A Kid Once More: Reflections on Christmas

I once told my best friend that Christmas was my favorite holiday. Despite the fact that many people think that it’s just for kids, I beg to disagree. I could list a million things I love about this season, especially when one spends it here in the Philippines (speaking of which, I firmly believe we should be crowned as the Christmas capital of the world – but that’s another story).



Maybe it’s the thousand twinkling lights, or the irresistible smell of puto bungbong and bibingka cooking over charcoal, or maybe it’s the cool, crisp breeze that blows while you make your way to the village church in time for simbang gabi. Maybe it’s the mystery of the wrapped gifts under the Christmas tree and the joy we get from rattling it endlessly, trying to guess what’s inside. It could also be all the free food we get to eat during Christmas parties, reunions or noche buena. To me it’s a thousand different things, all special, all contributing to my love of this time of the year.



However, most important of all these is the fact that I get to enjoy this time of year with my family. I can lose the stuff that holidays are made of – trees, lights, gifts, food – and yet I know that it will still feel like Christmas as long as my family is complete.



Christmas is surely about my father’s hearty laughter as he plays old-time carols and reminisces about the past with us, his children.



It’s about my mom busily pacing all around the house attending to everything, oblivious to the world until a few minutes before midnight, when she would gather the family around our noche buena and say a thanksgiving prayer.



It’s about waiting for my brother to come home from last-minute errands so we can all dress up and head to the church for the Christmas Eve mass.



It’s about my little sister Tata counting and re-counting her gifts until she loses track, and then counting them again to make sure she has the number correct… until finally she falls asleep like an angel on the couch, growing tired of waiting for the opening of gifts.

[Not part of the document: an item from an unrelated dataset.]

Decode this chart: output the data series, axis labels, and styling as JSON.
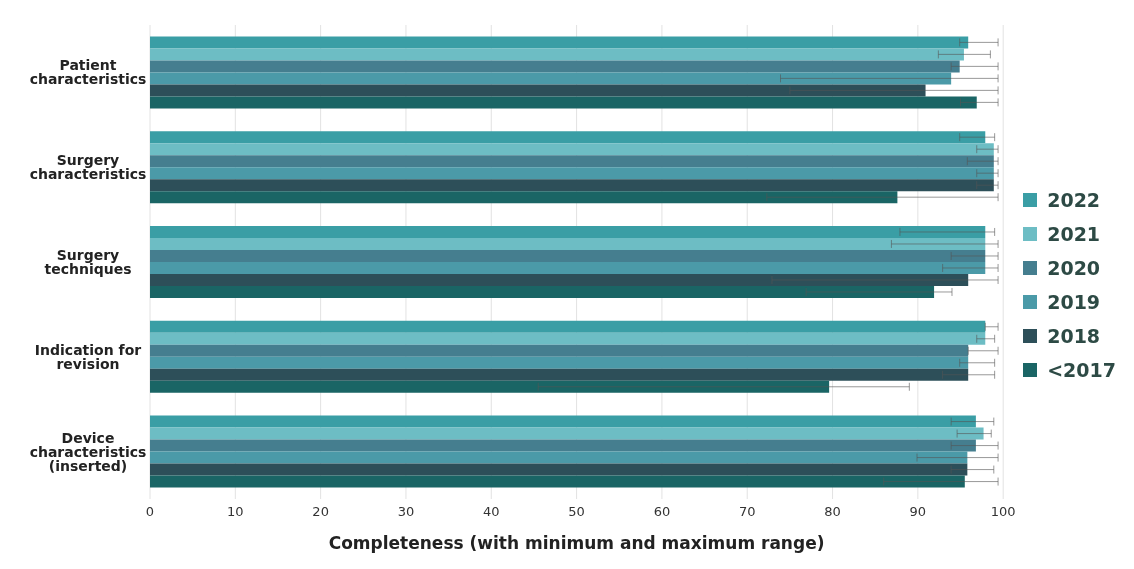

But most of all, it’s about watching all these things unfold, year after year – and realizing that not many things about my Christmases have changed. It’s about me getting the chance to be a kid again.

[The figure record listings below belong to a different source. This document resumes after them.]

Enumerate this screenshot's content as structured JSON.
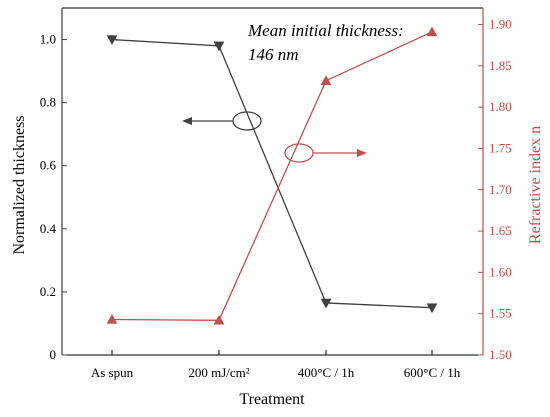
{
  "chart_data": {
    "type": "line",
    "categories": [
      "As spun",
      "200 mJ/cm²",
      "400°C / 1h",
      "600°C / 1h"
    ],
    "xlabel": "Treatment",
    "y_left": {
      "label": "Normalized thickness",
      "range": [
        0,
        1.1
      ],
      "ticks": [
        0,
        0.2,
        0.4,
        0.6,
        0.8,
        1.0
      ],
      "tick_labels": [
        "0",
        "0.2",
        "0.4",
        "0.6",
        "0.8",
        "1.0"
      ],
      "color": "#404040"
    },
    "y_right": {
      "label": "Refractive index n",
      "range": [
        1.5,
        1.92
      ],
      "ticks": [
        1.5,
        1.55,
        1.6,
        1.65,
        1.7,
        1.75,
        1.8,
        1.85,
        1.9
      ],
      "tick_labels": [
        "1.50",
        "1.55",
        "1.60",
        "1.65",
        "1.70",
        "1.75",
        "1.80",
        "1.85",
        "1.90"
      ],
      "color": "#c0504d"
    },
    "series": [
      {
        "axis": "left",
        "values": [
          1.0,
          0.98,
          0.165,
          0.15
        ],
        "color": "#404040",
        "marker": "triangle-down"
      },
      {
        "axis": "right",
        "values": [
          1.543,
          1.542,
          1.832,
          1.891
        ],
        "color": "#c0504d",
        "marker": "triangle-up"
      }
    ],
    "annotation_lines": [
      "Mean initial thickness:",
      "146 nm"
    ],
    "grid": false,
    "legend": "none"
  }
}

In this day and age when I am almost two decades old, it surprises me how I have already gone tired of living like an adult. Despite the freedom that comes with growing older, I long for the carefree days of my childhood – when my decisions did not have huge consequences, when my choices were not at all life-changing. But I know time can never be stopped nor regained. It just goes on and on, day after day, year after year, and we grow older and older…



Perhaps this is also one of the reasons why I love Christmas. It allows me to be that kid again. It is an excuse to act all giddy and hopeful and worry-free and unburdened by the things around you. It gives us time to forget poverty or low standards of living and be unconditionally happy, to focus on all the good things in life – like family, friends, and the mere fact that you are alive.



When I look back and think how other people say that Christmas is just for kids, I sometimes think that maybe they are right. Because Christmas remains the one time when people all turn into kids – when the bad things don’t really matter as long as you’ve got family… when it’s really all just about getting lost in the childhood magic that, whether we like it or not, Christmas truly brings.